For the above reasons, attempting to establish per se levels for drugs in blood, plasma, serum or oral fluids is fraught with so many difficulties, that reaching a useful conclusion will take an immense amount of time and effort, and most likely will never be achieved to the satisfaction of politicians who must make the ultimate decision. And during that time, you will not have legislation in place to protect the general public.
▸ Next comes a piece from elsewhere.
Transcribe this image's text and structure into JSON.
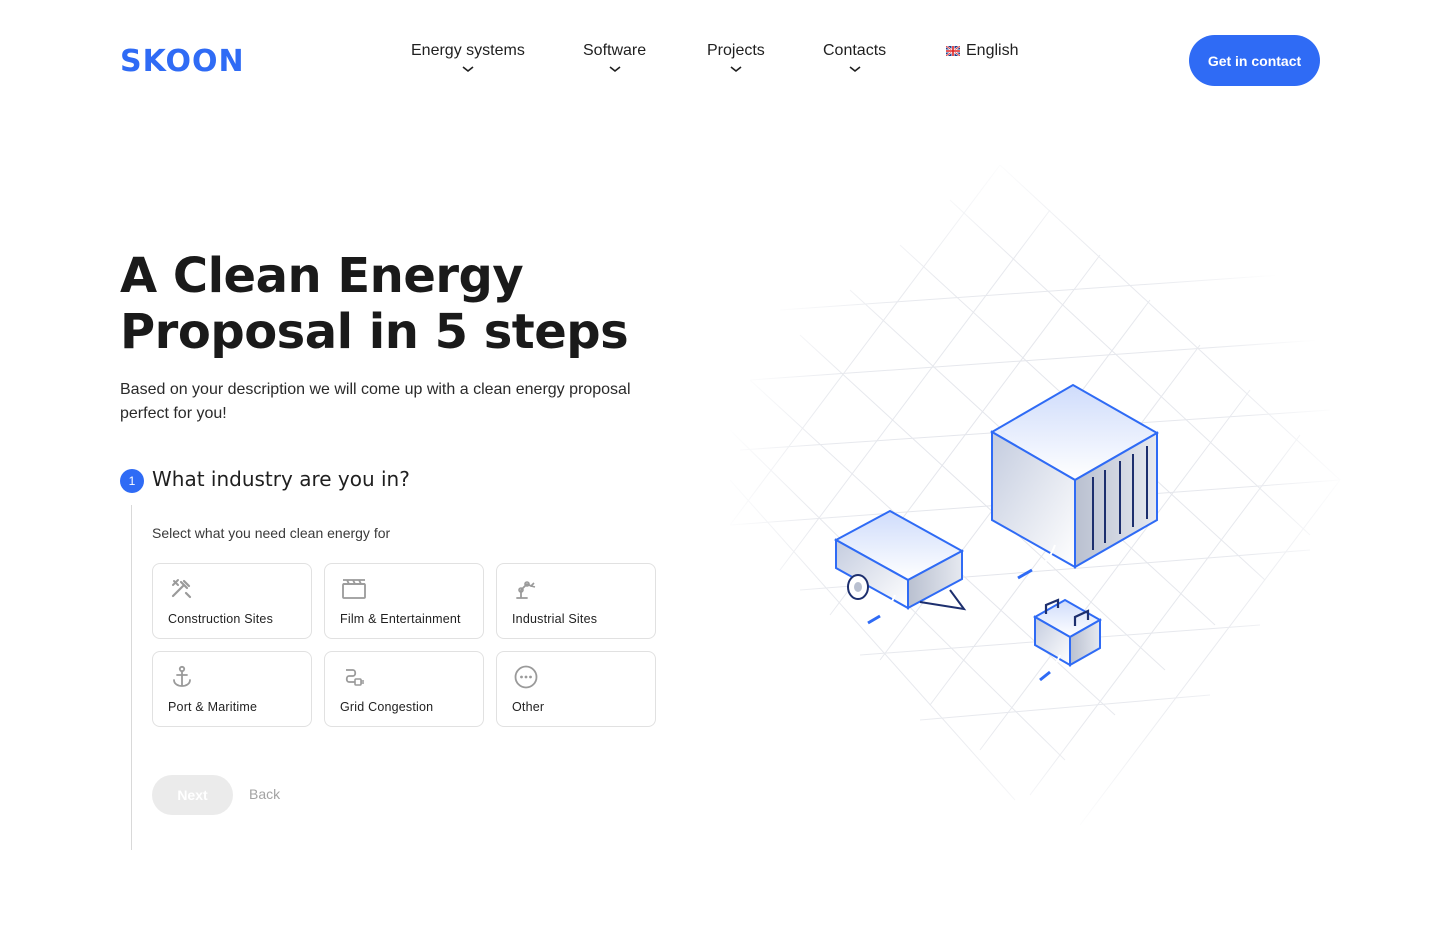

Therefore, I suggest you adopt a zero tolerance policy for all illicit drugs in drivers. Note that this is different from a per se impairment level of zero for illicit drugs. It simply says that illicit drugs are by definition illicit, they cause impairment, and therefore society has the right to impose a penalty on any driver found with such drugs in their system. Most countries already have such restrictions in place for airline pilots, commercial drivers and others in safety-sensitive positions.
Furthermore, the oral fluid qualitative testing devices that are currently available, should not be used to prove impairment, but rather should be used to identify the drugs causing the impairment that was observed and documented by the arresting officer. This is an easy step to take and requires far less rigor to justify its implementation.